Comment les organismes sociaux exercent-ils leur recours sur les postes Dintilhac ?

Depuis la loi du 21 décembre 2006, les organismes sociaux (CPAM, mutuelles, prévoyance) exercent leur recours poste par poste, et non plus de manière globale. Concrètement, les indemnités journalières ne s'imputent que sur la PGPA, les frais médicaux remboursés que sur la DSA/DSF, la pension d'invalidité que sur la PGPF et le DFP (selon la jurisprudence). Les postes extrapatrimoniaux (souffrances endurées, préjudice d'agrément, préjudice sexuel, préjudice d'établissement) sont à l'abri de tout recours et reviennent intégralement à la victime. Ce mécanisme protège la victime et rend la présence d'un avocat spécialisé indispensable pour vérifier la conformité de l'imputation.

La nomenclature Dintilhac s'applique-t-elle aux accidents de la route comme aux erreurs médicales ?

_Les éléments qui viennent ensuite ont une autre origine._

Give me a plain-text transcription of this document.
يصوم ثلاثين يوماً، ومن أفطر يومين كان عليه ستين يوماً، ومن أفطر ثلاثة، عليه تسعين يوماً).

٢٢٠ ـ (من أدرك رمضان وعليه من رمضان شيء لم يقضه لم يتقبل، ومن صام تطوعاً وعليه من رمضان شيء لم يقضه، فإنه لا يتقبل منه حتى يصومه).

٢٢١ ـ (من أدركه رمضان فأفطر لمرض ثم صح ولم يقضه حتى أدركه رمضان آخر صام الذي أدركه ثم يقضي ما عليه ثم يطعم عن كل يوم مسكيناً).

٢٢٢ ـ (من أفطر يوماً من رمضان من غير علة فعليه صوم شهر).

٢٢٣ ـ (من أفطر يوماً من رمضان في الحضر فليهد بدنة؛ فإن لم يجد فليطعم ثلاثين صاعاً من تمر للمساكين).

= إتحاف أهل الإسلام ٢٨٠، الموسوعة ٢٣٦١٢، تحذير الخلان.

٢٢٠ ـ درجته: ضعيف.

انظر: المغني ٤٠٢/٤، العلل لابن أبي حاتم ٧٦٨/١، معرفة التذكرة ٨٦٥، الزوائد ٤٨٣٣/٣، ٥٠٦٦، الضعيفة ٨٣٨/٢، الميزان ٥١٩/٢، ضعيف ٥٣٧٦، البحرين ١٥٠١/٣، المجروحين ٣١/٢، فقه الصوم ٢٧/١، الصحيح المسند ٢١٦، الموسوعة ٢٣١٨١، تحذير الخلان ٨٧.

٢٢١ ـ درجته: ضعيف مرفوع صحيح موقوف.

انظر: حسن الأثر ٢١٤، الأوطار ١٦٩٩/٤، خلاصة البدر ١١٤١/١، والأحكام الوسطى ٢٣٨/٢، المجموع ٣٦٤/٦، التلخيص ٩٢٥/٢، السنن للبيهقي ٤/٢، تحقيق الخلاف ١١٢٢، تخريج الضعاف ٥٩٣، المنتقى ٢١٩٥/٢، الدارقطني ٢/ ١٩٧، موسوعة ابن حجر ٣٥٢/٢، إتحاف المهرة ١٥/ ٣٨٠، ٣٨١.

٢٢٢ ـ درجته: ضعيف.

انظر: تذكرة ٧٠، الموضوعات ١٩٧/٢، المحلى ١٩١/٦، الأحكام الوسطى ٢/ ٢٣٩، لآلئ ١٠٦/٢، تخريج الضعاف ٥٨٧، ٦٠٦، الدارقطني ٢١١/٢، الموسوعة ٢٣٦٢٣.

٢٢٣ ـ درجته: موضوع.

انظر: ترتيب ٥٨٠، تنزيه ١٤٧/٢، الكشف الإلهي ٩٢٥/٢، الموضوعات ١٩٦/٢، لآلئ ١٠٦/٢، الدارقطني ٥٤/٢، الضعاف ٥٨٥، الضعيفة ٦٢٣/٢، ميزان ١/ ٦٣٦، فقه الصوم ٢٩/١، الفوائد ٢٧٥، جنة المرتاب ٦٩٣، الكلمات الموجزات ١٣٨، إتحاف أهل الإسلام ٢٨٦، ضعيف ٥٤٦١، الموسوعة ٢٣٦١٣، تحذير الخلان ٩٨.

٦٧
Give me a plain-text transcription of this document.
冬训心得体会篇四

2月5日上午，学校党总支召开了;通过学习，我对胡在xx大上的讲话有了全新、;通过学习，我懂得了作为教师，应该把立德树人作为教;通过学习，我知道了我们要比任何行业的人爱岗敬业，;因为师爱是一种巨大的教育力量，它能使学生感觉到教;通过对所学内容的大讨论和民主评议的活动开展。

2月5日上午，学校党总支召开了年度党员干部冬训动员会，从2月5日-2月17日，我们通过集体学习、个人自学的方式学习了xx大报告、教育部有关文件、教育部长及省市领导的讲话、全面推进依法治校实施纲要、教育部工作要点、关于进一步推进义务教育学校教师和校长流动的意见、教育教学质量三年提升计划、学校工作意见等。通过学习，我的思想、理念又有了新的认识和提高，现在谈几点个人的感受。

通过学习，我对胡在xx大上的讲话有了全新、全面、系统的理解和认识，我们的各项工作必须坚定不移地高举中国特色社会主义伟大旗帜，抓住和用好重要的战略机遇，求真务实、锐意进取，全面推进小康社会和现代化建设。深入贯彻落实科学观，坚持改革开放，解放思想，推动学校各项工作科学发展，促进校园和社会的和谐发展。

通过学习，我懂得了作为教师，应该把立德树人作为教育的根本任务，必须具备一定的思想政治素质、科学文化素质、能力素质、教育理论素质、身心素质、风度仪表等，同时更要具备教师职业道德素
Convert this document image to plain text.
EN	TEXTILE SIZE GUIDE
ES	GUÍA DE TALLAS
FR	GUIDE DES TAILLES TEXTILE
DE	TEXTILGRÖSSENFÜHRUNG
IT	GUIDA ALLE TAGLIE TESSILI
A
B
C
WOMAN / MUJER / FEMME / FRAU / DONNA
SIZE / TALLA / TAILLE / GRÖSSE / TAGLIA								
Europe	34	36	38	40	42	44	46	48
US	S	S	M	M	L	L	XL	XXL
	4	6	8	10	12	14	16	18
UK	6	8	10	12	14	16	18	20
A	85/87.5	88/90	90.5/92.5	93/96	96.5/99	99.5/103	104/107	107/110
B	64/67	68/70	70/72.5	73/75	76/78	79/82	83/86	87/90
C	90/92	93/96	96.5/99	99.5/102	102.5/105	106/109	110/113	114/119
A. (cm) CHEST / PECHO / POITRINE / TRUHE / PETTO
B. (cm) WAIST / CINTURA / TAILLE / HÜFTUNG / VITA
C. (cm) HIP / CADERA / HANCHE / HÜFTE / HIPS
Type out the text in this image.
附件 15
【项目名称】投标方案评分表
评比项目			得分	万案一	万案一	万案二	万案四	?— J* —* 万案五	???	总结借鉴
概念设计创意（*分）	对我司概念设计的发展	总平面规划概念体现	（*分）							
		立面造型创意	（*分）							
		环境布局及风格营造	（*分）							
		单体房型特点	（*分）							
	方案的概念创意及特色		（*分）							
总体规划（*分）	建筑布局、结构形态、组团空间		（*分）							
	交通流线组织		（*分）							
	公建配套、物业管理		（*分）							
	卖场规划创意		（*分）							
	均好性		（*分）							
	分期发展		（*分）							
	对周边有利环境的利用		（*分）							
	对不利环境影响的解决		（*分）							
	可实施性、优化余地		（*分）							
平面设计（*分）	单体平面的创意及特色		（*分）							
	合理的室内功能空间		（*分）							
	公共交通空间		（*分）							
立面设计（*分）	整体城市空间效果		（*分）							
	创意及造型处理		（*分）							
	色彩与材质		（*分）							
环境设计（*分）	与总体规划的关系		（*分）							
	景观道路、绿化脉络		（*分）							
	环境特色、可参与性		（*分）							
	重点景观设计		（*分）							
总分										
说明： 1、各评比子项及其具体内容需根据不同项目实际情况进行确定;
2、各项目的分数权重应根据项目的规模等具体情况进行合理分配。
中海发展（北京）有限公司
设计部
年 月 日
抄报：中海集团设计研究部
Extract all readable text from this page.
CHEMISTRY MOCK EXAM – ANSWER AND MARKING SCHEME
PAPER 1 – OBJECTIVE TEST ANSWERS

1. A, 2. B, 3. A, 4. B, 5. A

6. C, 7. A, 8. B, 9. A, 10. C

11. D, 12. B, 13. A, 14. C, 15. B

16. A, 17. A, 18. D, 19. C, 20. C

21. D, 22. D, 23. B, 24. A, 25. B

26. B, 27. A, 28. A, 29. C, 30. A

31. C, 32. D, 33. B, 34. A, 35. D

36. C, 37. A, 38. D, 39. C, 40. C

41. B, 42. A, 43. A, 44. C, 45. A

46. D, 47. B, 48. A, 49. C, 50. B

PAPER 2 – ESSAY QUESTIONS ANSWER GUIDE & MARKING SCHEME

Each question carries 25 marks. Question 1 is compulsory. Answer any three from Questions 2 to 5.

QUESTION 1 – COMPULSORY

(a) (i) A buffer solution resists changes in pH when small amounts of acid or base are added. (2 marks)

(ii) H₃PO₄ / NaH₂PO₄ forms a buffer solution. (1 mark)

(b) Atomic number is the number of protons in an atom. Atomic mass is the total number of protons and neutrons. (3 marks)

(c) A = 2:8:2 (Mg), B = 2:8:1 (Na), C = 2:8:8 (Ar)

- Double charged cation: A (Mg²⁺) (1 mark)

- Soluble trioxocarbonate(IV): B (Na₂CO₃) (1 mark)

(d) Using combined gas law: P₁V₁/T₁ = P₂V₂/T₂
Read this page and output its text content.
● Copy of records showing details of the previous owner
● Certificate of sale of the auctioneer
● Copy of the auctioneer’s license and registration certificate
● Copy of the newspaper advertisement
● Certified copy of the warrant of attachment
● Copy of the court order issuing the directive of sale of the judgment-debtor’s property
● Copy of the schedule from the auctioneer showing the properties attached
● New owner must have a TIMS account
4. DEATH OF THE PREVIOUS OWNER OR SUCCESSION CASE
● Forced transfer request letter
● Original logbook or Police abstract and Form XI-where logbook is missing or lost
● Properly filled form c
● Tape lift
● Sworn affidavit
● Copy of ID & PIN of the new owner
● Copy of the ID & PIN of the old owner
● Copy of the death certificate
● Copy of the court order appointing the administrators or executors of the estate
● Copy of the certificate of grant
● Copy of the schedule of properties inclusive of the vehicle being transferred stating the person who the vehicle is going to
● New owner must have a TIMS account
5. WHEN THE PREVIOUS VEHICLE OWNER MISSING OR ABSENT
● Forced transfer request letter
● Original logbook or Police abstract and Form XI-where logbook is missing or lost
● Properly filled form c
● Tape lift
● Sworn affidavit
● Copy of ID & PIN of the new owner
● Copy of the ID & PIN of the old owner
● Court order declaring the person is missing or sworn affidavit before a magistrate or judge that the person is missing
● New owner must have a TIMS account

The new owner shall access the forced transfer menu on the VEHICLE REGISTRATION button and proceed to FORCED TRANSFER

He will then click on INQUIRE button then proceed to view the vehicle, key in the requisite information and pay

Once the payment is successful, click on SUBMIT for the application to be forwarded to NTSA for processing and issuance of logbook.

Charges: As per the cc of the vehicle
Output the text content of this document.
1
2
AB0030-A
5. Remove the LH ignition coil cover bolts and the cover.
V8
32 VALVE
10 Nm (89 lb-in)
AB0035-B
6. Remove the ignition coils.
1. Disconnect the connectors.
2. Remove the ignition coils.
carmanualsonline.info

Oui, la nomenclature Dintilhac s'applique à tous les types de dommages corporels, quel que soit le fait générateur. Elle est utilisée pour l'indemnisation des accidents de la route (loi Badinter du 5 juillet 1985), des erreurs médicales (loi Kouchner du 4 mars 2002), des accidents du travail (faute inexcusable de l'employeur), des agressions (CIVI/FGTI), des accidents de la vie courante et des maladies professionnelles. La procédure d'indemnisation varie selon le cadre juridique applicable, mais la nomenclature des postes de préjudice reste identique dans tous les cas.